At home, you test boundaries and deliver a little helping of sass now and then just as a child of your age should. You are always very interested in what your Dad and I are doing. Every time we try to leave you for even just a moment to get something done, you jump off the couch and say “I come”. In the kitchen, you want to taste everything, open every drawer, climb in every cabinet and understand the use for every utensil, pot and pan. You can now reach the knobs on the stove and you love to turn the gas on then run away – a thrilling game for your anxiety-prone mother. Your preoccupation with fitting in small spaces applies to the refrigerator as much as anything else – and I often find you hiding here just before bedtime. You seem to think if you turn your face and pull the door as closed as it will go, that we won’t see your little pajama-clad body peeking out of the fluorescent light.


You love being in our master bathroom, dressing yourself in my jewelry and applying various cosmetics you can get your hands on in the thirty seconds I’m preoccupied. Recently, you’ve become tired of us dressing and diapering you. You insist on choosing your own clothes and walk over to your closet, running your hands along the hanging clothes in contemplation as if you’re evaluating the weather, the occasion and your company. The only way to keep you still for a diaper change is to give you something to hold and to sing one of your favorite songs. Right now, Itsy Bitsy Spider and The Wheels on the Bus are your favorites.



We created a playspace for you in our new living room and it is a delight watching you move from activity to activity in your own space. You love to color at the easel my mom gave you for Christmas and you often tell us what you’re drawing as you scribble. Your favorite thing to draw is your dad and he usually ends up looking like a bird’s nest. You also love to “cook” with your plastic vegetables and pots and pans in the kitchen your Pops bought you. I sit cross-legged on the floor by you and wait for you to put your oven mitts on (you use these for everything – it makes me laugh) then stir some things and bring them to me triumphantly in a pot. You recently cooked me a box of cereal and delivered it to me in your plastic shopping cart before saying “bye mama!” and waddling away.

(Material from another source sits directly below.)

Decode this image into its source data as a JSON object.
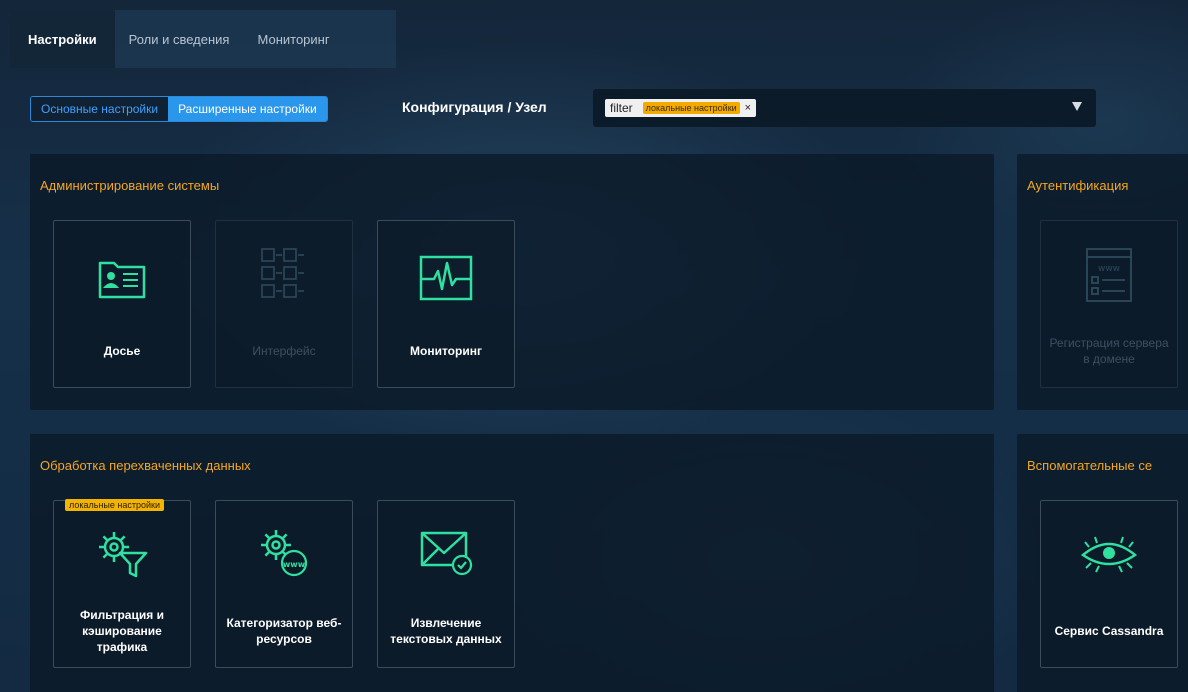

Out in the world you are just as much a bright light as you are at home and in school. We are the most anticipated weekend customers at the Trader Joes on Route 70 in Marlton, New Jersey because of you. Every single person on staff from the guy behind the sample counter to the store managers knows you by name and by your sweet smile and beautiful blue eyes. The staff fights over who can check us out at the register because they get a kick out of watching you try to sneak candy from the end caps and the way you try to “help” by pulling things from the cart behind you.


We recently spent an entire day at the Children’s Hospital of Philadelphia (CHOP) in anticipation of your upcoming surgery and there, in various waiting rooms throughout the day, we encountered pediatric patients suffering from all sorts of challenges. You were unafraid of those who look, sound or act differently than you do. You put out your hand to a little girl about your age with some visible deformities and extended her a kind smile, then invited her to share your seat so you could play with a game together. In that moment, I’m quite sure my heart beamed so bright people could see rays of light coming out of my body.


Last night, I got a little teary worrying about the surgery that lies ahead of you on Monday. You took my face in both your hands and imitated a deep breath, encouraging me to do the same, then kissed my face all over. You have this wonderful, warm spirit and old soul that I love so fiercely I can't imagine a greater gift with all my imagination.


I cannot wait to watch another year of your life unfold and I could not possibly be prouder of the person you are becoming: kind, loving, affectionate, inquisitive, brave, headstrong and full of humor.


Happy birthday to the love of my life and the center of my universe.